Since the input voltage and the gain of the amplifier are known, the output voltage can be obtained with the formula from the previous section. First, the ratio between the input and output voltages is calculated by replacing the amplifier gain, 5 dB.

\begin{align*} \frac{V_{\mathrm{out}}}{V_{\mathrm{in}}} &= 10^{\frac{\mathrm{dB}}{20}} \\ &= 10^{\frac{5}{20}} \\ &= 10^{0.25} \\ &\approx 1.778 \end{align*}

Then, the input voltage of 2 volts RMS is replaced to obtain the output voltage.

\begin{align*} V_{\mathrm{out}} &\approx 1.778 \times 2 \\ &\approx 3.556 \end{align*}

Notice how the output voltage grows logarithmically, not linearly; if the input of 2 volts RMS was directly multiplied by the gain of 5 dB, the output would become 10 volts RMS.

The following figure plots the resulting sinusoidal wave after being amplified by a gain of 5 dB. Again, its peak and RMS values are highlighted.

From the plot, we can also observe that the RMS value of the output is below the clip limiter, while the peaks are above it and would not be processed by the device.

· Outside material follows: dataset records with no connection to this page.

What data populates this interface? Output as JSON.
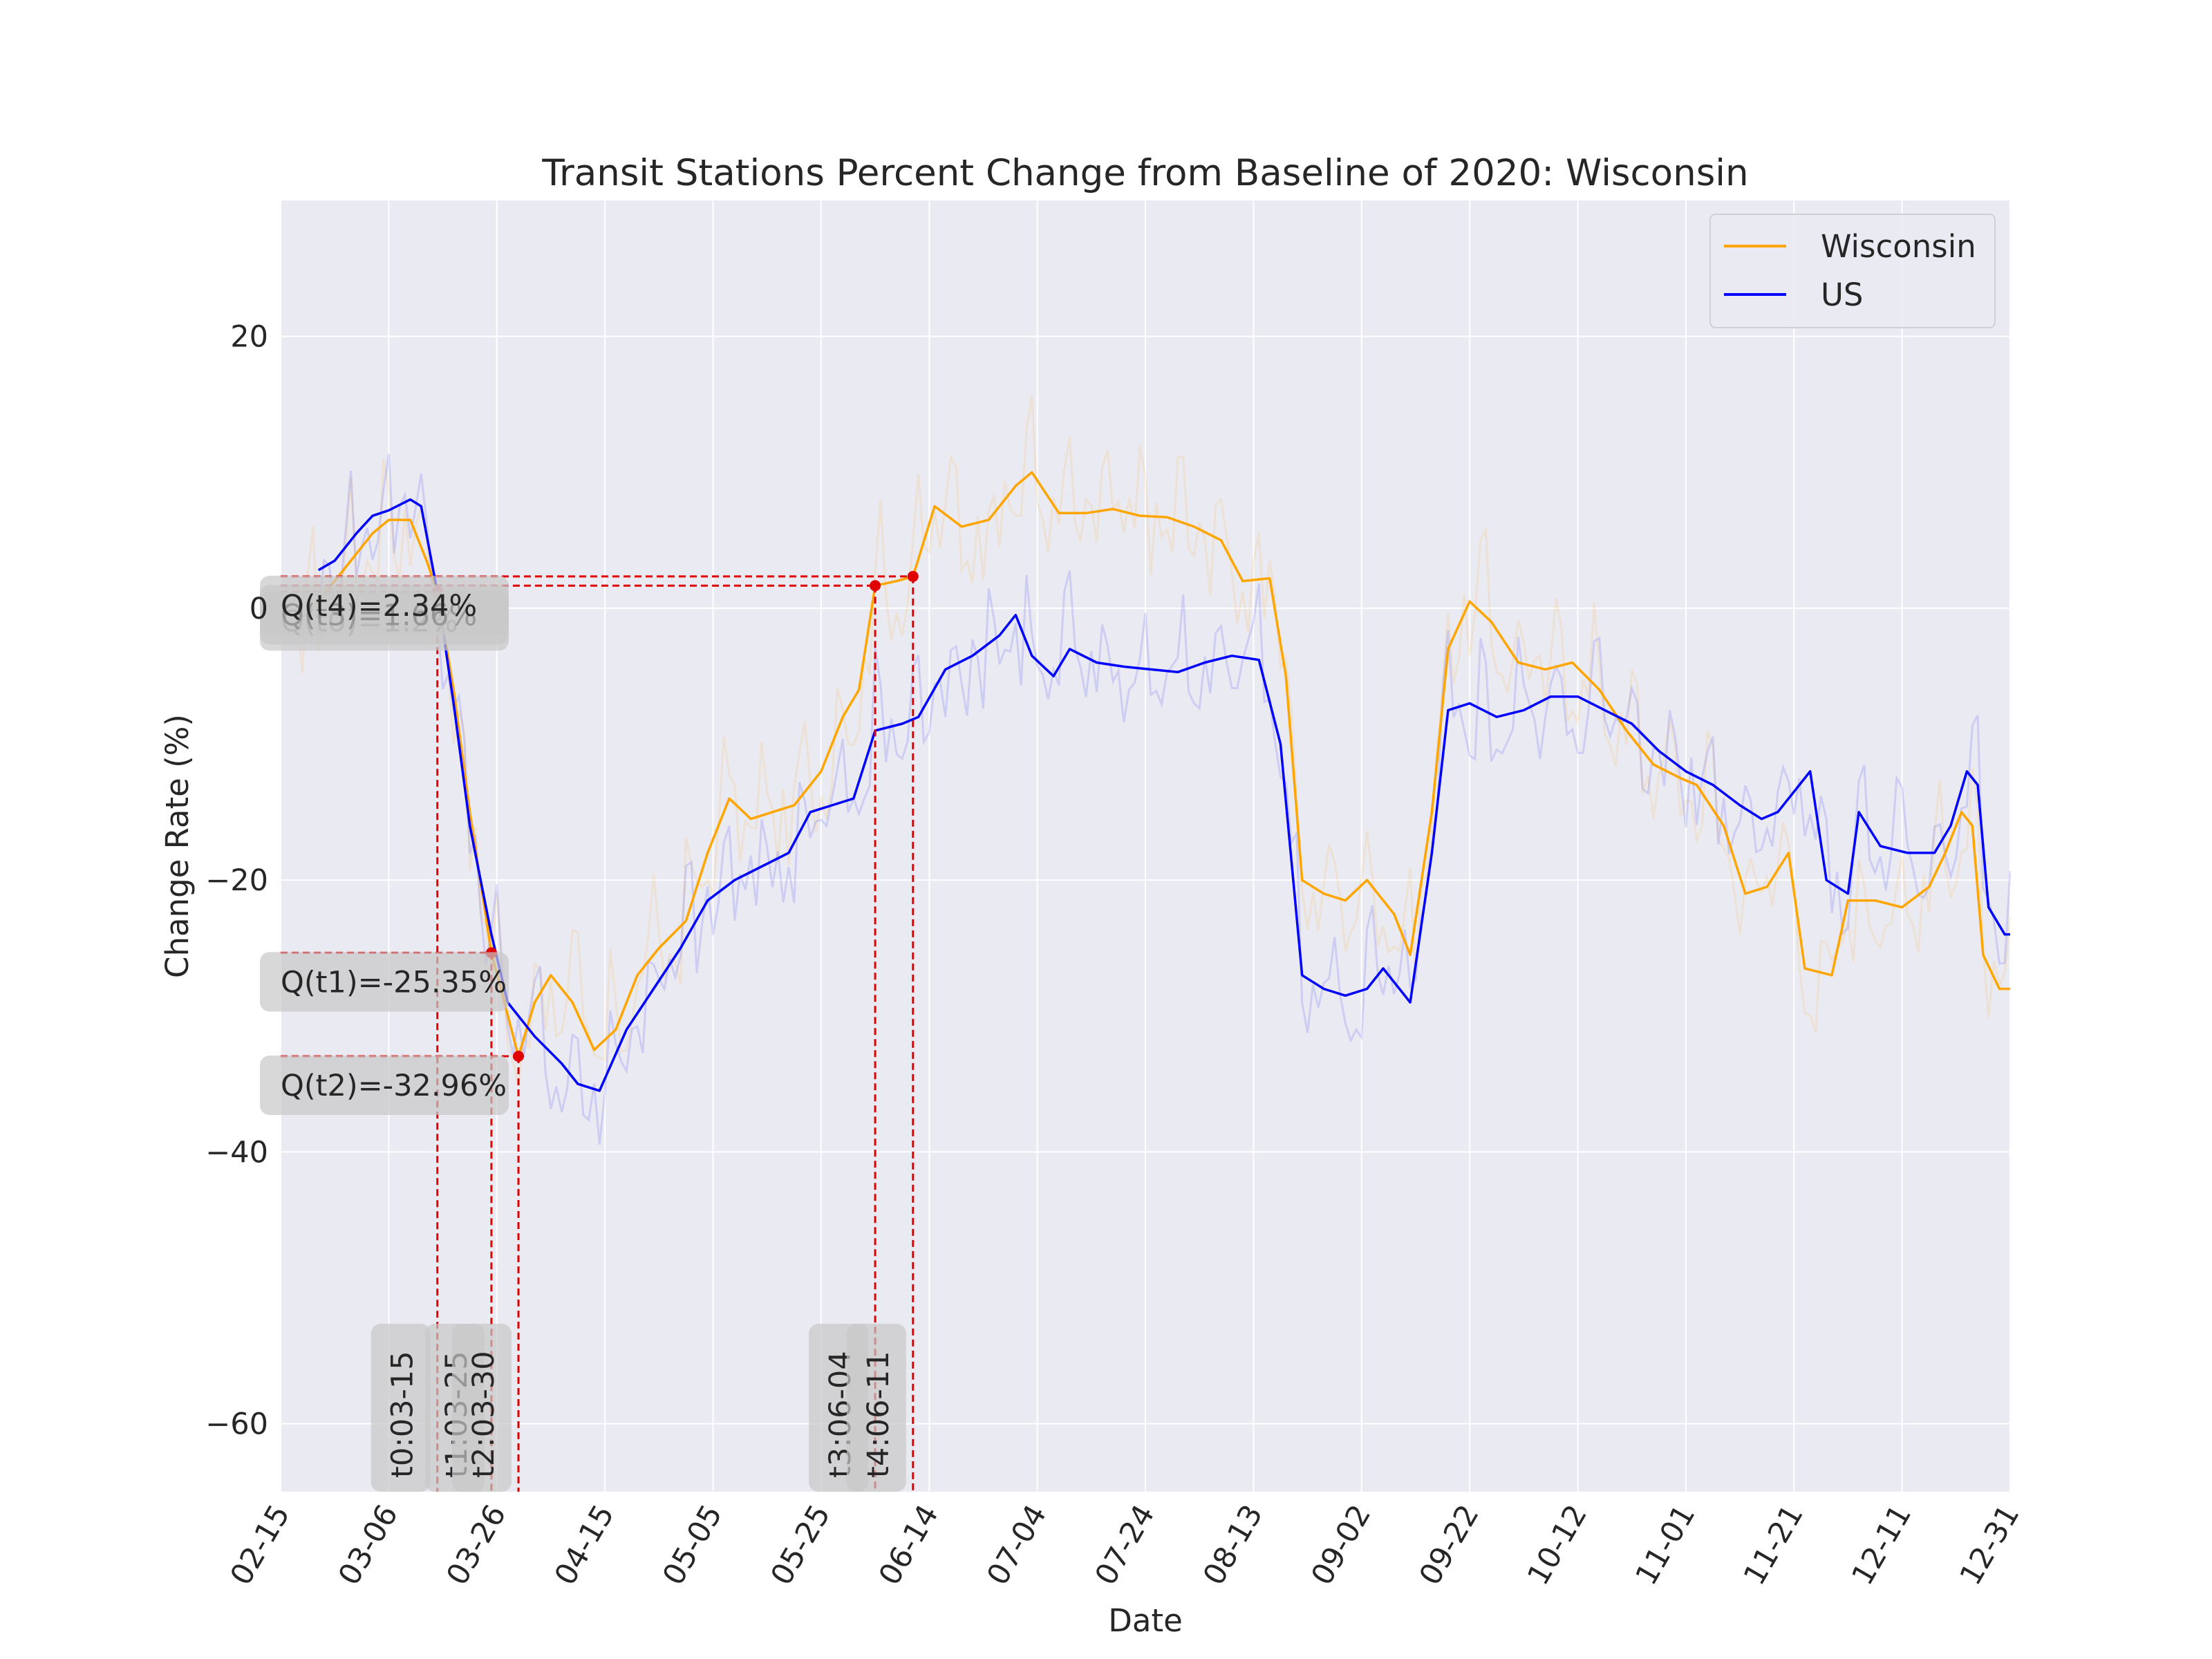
{
  "chart_data": {
    "type": "line",
    "title": "Transit Stations Percent Change from Baseline of 2020: Wisconsin",
    "xlabel": "Date",
    "ylabel": "Change Rate (%)",
    "x_range": [
      "2020-02-15",
      "2020-12-31"
    ],
    "ylim": [
      -65,
      30
    ],
    "x_ticks": [
      "02-15",
      "03-06",
      "03-26",
      "04-15",
      "05-05",
      "05-25",
      "06-14",
      "07-04",
      "07-24",
      "08-13",
      "09-02",
      "09-22",
      "10-12",
      "11-01",
      "11-21",
      "12-11",
      "12-31"
    ],
    "y_ticks": [
      20,
      0,
      -20,
      -40,
      -60
    ],
    "y_tick_labels": [
      "20",
      "0",
      "−20",
      "−40",
      "−60"
    ],
    "grid": true,
    "legend_position": "top-right",
    "series": [
      {
        "name": "Wisconsin",
        "color": "#FFA500",
        "smoothed": [
          [
            "2020-02-17",
            -1.5
          ],
          [
            "2020-02-22",
            0.5
          ],
          [
            "2020-02-27",
            3
          ],
          [
            "2020-03-03",
            5.5
          ],
          [
            "2020-03-06",
            6.5
          ],
          [
            "2020-03-10",
            6.5
          ],
          [
            "2020-03-13",
            3.5
          ],
          [
            "2020-03-15",
            1.2
          ],
          [
            "2020-03-18",
            -6
          ],
          [
            "2020-03-21",
            -15
          ],
          [
            "2020-03-25",
            -25.35
          ],
          [
            "2020-03-30",
            -32.96
          ],
          [
            "2020-04-02",
            -29
          ],
          [
            "2020-04-05",
            -27
          ],
          [
            "2020-04-09",
            -29
          ],
          [
            "2020-04-13",
            -32.5
          ],
          [
            "2020-04-17",
            -31
          ],
          [
            "2020-04-21",
            -27
          ],
          [
            "2020-04-25",
            -25
          ],
          [
            "2020-04-30",
            -23
          ],
          [
            "2020-05-04",
            -18
          ],
          [
            "2020-05-08",
            -14
          ],
          [
            "2020-05-12",
            -15.5
          ],
          [
            "2020-05-16",
            -15
          ],
          [
            "2020-05-20",
            -14.5
          ],
          [
            "2020-05-25",
            -12
          ],
          [
            "2020-05-29",
            -8
          ],
          [
            "2020-06-01",
            -6
          ],
          [
            "2020-06-04",
            1.66
          ],
          [
            "2020-06-08",
            2
          ],
          [
            "2020-06-11",
            2.34
          ],
          [
            "2020-06-15",
            7.5
          ],
          [
            "2020-06-20",
            6
          ],
          [
            "2020-06-25",
            6.5
          ],
          [
            "2020-06-30",
            9
          ],
          [
            "2020-07-03",
            10
          ],
          [
            "2020-07-08",
            7
          ],
          [
            "2020-07-13",
            7
          ],
          [
            "2020-07-18",
            7.3
          ],
          [
            "2020-07-23",
            6.8
          ],
          [
            "2020-07-28",
            6.7
          ],
          [
            "2020-08-02",
            6
          ],
          [
            "2020-08-07",
            5
          ],
          [
            "2020-08-11",
            2
          ],
          [
            "2020-08-16",
            2.2
          ],
          [
            "2020-08-19",
            -5
          ],
          [
            "2020-08-22",
            -20
          ],
          [
            "2020-08-26",
            -21
          ],
          [
            "2020-08-30",
            -21.5
          ],
          [
            "2020-09-03",
            -20
          ],
          [
            "2020-09-08",
            -22.5
          ],
          [
            "2020-09-11",
            -25.5
          ],
          [
            "2020-09-15",
            -15
          ],
          [
            "2020-09-18",
            -3
          ],
          [
            "2020-09-22",
            0.5
          ],
          [
            "2020-09-26",
            -1
          ],
          [
            "2020-10-01",
            -4
          ],
          [
            "2020-10-06",
            -4.5
          ],
          [
            "2020-10-11",
            -4
          ],
          [
            "2020-10-16",
            -6
          ],
          [
            "2020-10-21",
            -9
          ],
          [
            "2020-10-26",
            -11.5
          ],
          [
            "2020-10-31",
            -12.5
          ],
          [
            "2020-11-03",
            -13
          ],
          [
            "2020-11-08",
            -16
          ],
          [
            "2020-11-12",
            -21
          ],
          [
            "2020-11-16",
            -20.5
          ],
          [
            "2020-11-20",
            -18
          ],
          [
            "2020-11-23",
            -26.5
          ],
          [
            "2020-11-28",
            -27
          ],
          [
            "2020-12-01",
            -21.5
          ],
          [
            "2020-12-06",
            -21.5
          ],
          [
            "2020-12-11",
            -22
          ],
          [
            "2020-12-16",
            -20.5
          ],
          [
            "2020-12-19",
            -18
          ],
          [
            "2020-12-22",
            -15
          ],
          [
            "2020-12-24",
            -16
          ],
          [
            "2020-12-26",
            -25.5
          ],
          [
            "2020-12-29",
            -28
          ],
          [
            "2020-12-31",
            -28
          ]
        ]
      },
      {
        "name": "US",
        "color": "#0000FF",
        "smoothed": [
          [
            "2020-02-22",
            2.8
          ],
          [
            "2020-02-25",
            3.5
          ],
          [
            "2020-02-29",
            5.5
          ],
          [
            "2020-03-03",
            6.8
          ],
          [
            "2020-03-06",
            7.2
          ],
          [
            "2020-03-10",
            8
          ],
          [
            "2020-03-12",
            7.5
          ],
          [
            "2020-03-15",
            1.2
          ],
          [
            "2020-03-18",
            -7
          ],
          [
            "2020-03-21",
            -16
          ],
          [
            "2020-03-25",
            -24
          ],
          [
            "2020-03-28",
            -29
          ],
          [
            "2020-04-02",
            -31.5
          ],
          [
            "2020-04-07",
            -33.5
          ],
          [
            "2020-04-10",
            -35
          ],
          [
            "2020-04-14",
            -35.5
          ],
          [
            "2020-04-19",
            -31
          ],
          [
            "2020-04-24",
            -28
          ],
          [
            "2020-04-29",
            -25
          ],
          [
            "2020-05-04",
            -21.5
          ],
          [
            "2020-05-09",
            -20
          ],
          [
            "2020-05-14",
            -19
          ],
          [
            "2020-05-19",
            -18
          ],
          [
            "2020-05-23",
            -15
          ],
          [
            "2020-05-27",
            -14.5
          ],
          [
            "2020-05-31",
            -14
          ],
          [
            "2020-06-04",
            -9
          ],
          [
            "2020-06-09",
            -8.5
          ],
          [
            "2020-06-12",
            -8
          ],
          [
            "2020-06-17",
            -4.5
          ],
          [
            "2020-06-22",
            -3.5
          ],
          [
            "2020-06-27",
            -2
          ],
          [
            "2020-06-30",
            -0.5
          ],
          [
            "2020-07-03",
            -3.5
          ],
          [
            "2020-07-07",
            -5
          ],
          [
            "2020-07-10",
            -3
          ],
          [
            "2020-07-15",
            -4
          ],
          [
            "2020-07-20",
            -4.3
          ],
          [
            "2020-07-25",
            -4.5
          ],
          [
            "2020-07-30",
            -4.7
          ],
          [
            "2020-08-04",
            -4
          ],
          [
            "2020-08-09",
            -3.5
          ],
          [
            "2020-08-14",
            -3.8
          ],
          [
            "2020-08-18",
            -10
          ],
          [
            "2020-08-22",
            -27
          ],
          [
            "2020-08-26",
            -28
          ],
          [
            "2020-08-30",
            -28.5
          ],
          [
            "2020-09-03",
            -28
          ],
          [
            "2020-09-06",
            -26.5
          ],
          [
            "2020-09-11",
            -29
          ],
          [
            "2020-09-15",
            -18
          ],
          [
            "2020-09-18",
            -7.5
          ],
          [
            "2020-09-22",
            -7
          ],
          [
            "2020-09-27",
            -8
          ],
          [
            "2020-10-02",
            -7.5
          ],
          [
            "2020-10-07",
            -6.5
          ],
          [
            "2020-10-12",
            -6.5
          ],
          [
            "2020-10-17",
            -7.5
          ],
          [
            "2020-10-22",
            -8.5
          ],
          [
            "2020-10-27",
            -10.5
          ],
          [
            "2020-11-01",
            -12
          ],
          [
            "2020-11-06",
            -13
          ],
          [
            "2020-11-11",
            -14.5
          ],
          [
            "2020-11-15",
            -15.5
          ],
          [
            "2020-11-18",
            -15
          ],
          [
            "2020-11-22",
            -13
          ],
          [
            "2020-11-24",
            -12
          ],
          [
            "2020-11-27",
            -20
          ],
          [
            "2020-12-01",
            -21
          ],
          [
            "2020-12-03",
            -15
          ],
          [
            "2020-12-07",
            -17.5
          ],
          [
            "2020-12-12",
            -18
          ],
          [
            "2020-12-17",
            -18
          ],
          [
            "2020-12-20",
            -16
          ],
          [
            "2020-12-23",
            -12
          ],
          [
            "2020-12-25",
            -13
          ],
          [
            "2020-12-27",
            -22
          ],
          [
            "2020-12-30",
            -24
          ],
          [
            "2020-12-31",
            -24
          ]
        ]
      }
    ],
    "annotations": [
      {
        "id": "t0",
        "date": "2020-03-15",
        "value": 1.2,
        "label_x": "t0:03-15",
        "label_y": "Q(t0)=1.2%"
      },
      {
        "id": "t1",
        "date": "2020-03-25",
        "value": -25.35,
        "label_x": "t1:03-25",
        "label_y": "Q(t1)=-25.35%"
      },
      {
        "id": "t2",
        "date": "2020-03-30",
        "value": -32.96,
        "label_x": "t2:03-30",
        "label_y": "Q(t2)=-32.96%"
      },
      {
        "id": "t3",
        "date": "2020-06-04",
        "value": 1.66,
        "label_x": "t3:06-04",
        "label_y": "Q(t3)=1.66%"
      },
      {
        "id": "t4",
        "date": "2020-06-11",
        "value": 2.34,
        "label_x": "t4:06-11",
        "label_y": "Q(t4)=2.34%"
      }
    ],
    "annotation_color": "#E00000"
  }
}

Similarly to how the input voltage was converted to dBV, the same can be done to the output voltage.

\begin{split} \mathrm{dBV} &= 20 \log_{10} \left( \frac{V_{\mathrm{out}}}{1} \right) \\ &\approx 20 \log_{10} \left( \frac{3.556}{1} \right) \\ &\approx 20 \log_{10}(3.556) \\ &\approx 20 \times 0.551 \\ &\approx 11.02 \end{split}

Just like with any other value expressed in decibels, this 11.02 expresses a ratio between two values, in this case the output voltage and a constant reference value of 1 volt. This new value, although expressed in decibels, is completely independent from the input or the amplification, it simply indicates a ratio between a signal level and a constant.

Also note that, by subtracting the input and output dBV, the gain can be obtained. This can be done with a simple subtraction because the input and output dBV values were calculated using the same logarithmic scale, which is also used to express the gain of the amplifier. In other words, a value expressed in “suffixed” decibels can be added to another value in “plain” decibels to obtain a result back in “suffixed” decibels because all decibels use the same logarithmic formula \eqref{eq:power-ratio-to-decibels}.